Teerã prometeu retaliar o ataque de domingo. Os ataques ameaçam reacender o confronto militar num momento em que os EUA transicionam de uma campanha de bombardeios para uma estratégia de pressão financeira, enquanto a guerra EUA-Israel contra o Irã entra em seu sétimo mês.
A autoridade americana afirmou que os ataques visaram lançadores preparados para disparar foguetes carregados com minas em direção ao Estreito de Ormuz.
A agência de notícias iraniana Fars havia relatado que explosões foram ouvidas nas proximidades da ilha. Mais tarde, no domingo, o Corpo da Guarda Revolucionária Islâmica (IRGC) confirmou o ataque perpetrado pelo "inimigo americano-sionista", informando que a ação resultou na morte e em ferimentos de vários soldados.
"Este ato receberá uma resposta dos filhos do Irã Islâmico e resultará na punição do agressor", declarou o IRGC em um comunicado.
Em uma declaração divulgada pela agência de notícias, o porta-voz do IRGC, Sardar Mohebi, acusou os EUA de cometerem "um erro estratégico e fatal", cujas consequências seriam pagas "tanto na esfera econômica quanto na militar".

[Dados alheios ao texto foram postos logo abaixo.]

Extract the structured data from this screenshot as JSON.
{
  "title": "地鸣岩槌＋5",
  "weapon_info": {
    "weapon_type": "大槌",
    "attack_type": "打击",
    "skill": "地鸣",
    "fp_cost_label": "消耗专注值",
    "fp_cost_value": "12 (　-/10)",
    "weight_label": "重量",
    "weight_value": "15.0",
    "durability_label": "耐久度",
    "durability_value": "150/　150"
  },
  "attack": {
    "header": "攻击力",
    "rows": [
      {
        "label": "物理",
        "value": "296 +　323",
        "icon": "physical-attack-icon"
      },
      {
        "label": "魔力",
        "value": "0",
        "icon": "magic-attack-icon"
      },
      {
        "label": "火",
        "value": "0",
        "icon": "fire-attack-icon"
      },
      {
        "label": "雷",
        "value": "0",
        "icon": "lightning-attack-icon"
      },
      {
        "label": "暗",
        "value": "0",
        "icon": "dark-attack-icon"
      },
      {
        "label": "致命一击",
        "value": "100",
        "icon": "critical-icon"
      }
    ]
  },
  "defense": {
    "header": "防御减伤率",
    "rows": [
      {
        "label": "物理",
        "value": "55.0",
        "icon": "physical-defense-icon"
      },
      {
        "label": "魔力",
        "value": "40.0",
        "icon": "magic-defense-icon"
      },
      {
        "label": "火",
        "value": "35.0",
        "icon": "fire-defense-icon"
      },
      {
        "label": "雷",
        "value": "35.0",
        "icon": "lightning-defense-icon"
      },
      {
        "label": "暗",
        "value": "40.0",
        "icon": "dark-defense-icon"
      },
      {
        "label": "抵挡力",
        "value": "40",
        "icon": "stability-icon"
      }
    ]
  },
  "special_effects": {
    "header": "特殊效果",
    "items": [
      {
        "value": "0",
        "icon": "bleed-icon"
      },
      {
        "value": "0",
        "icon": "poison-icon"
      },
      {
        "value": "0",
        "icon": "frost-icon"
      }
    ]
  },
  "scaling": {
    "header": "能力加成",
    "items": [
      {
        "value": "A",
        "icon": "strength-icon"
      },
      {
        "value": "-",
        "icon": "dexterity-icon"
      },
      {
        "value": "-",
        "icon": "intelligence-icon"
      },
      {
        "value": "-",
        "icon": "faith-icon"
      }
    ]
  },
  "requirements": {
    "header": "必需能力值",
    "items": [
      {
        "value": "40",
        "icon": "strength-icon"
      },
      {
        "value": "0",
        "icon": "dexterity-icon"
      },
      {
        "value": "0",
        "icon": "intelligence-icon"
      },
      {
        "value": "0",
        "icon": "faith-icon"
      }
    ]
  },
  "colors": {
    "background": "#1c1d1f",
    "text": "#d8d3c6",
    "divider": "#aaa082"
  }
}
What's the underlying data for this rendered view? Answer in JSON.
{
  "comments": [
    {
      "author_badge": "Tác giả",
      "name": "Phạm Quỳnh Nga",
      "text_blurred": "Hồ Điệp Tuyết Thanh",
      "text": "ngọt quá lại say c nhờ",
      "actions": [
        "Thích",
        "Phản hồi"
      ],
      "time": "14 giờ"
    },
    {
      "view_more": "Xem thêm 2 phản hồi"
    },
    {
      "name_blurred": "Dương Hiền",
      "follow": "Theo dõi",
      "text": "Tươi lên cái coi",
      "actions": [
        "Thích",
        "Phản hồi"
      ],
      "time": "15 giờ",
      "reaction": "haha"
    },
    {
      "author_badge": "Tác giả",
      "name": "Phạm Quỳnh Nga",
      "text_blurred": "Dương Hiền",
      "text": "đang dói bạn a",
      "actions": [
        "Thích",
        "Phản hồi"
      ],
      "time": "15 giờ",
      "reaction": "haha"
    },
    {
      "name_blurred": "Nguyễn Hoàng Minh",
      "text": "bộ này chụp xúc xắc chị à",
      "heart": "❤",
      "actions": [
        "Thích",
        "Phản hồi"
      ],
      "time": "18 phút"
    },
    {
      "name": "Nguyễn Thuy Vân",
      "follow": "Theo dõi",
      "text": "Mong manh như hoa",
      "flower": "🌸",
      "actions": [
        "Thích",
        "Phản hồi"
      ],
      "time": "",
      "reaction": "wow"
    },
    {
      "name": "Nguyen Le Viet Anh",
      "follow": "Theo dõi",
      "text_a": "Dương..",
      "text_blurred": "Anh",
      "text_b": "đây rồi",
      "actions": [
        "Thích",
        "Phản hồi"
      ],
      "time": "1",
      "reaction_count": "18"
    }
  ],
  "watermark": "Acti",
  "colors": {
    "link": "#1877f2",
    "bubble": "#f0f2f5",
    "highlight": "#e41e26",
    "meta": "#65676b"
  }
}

Nas últimas semanas, os EUA têm reivindicado o controle da estratégica via navegável, afirmando que conseguem fazer passar milhões de barris de petróleo pelo estreito sob proteção militar, mesmo com o bloqueio imposto pelo Irã.
Ainda assim, ataques a navios em Ormuz têm sido relatados quase diariamente, e o Irã sustenta que o estreito está fechado.
Os ataques de domingo demonstram que os EUA ainda estão dispostos a utilizar força militar, apesar do foco em sanções para pressionar o Irã a fazer concessões sobre seu programa nuclear e as disputas pelo controle de Ormuz.
Anteriormente, o Irã respondeu a ataques americanos semelhantes lançando mísseis e drones contra bases militares que abrigam tropas dos EUA em países vizinhos.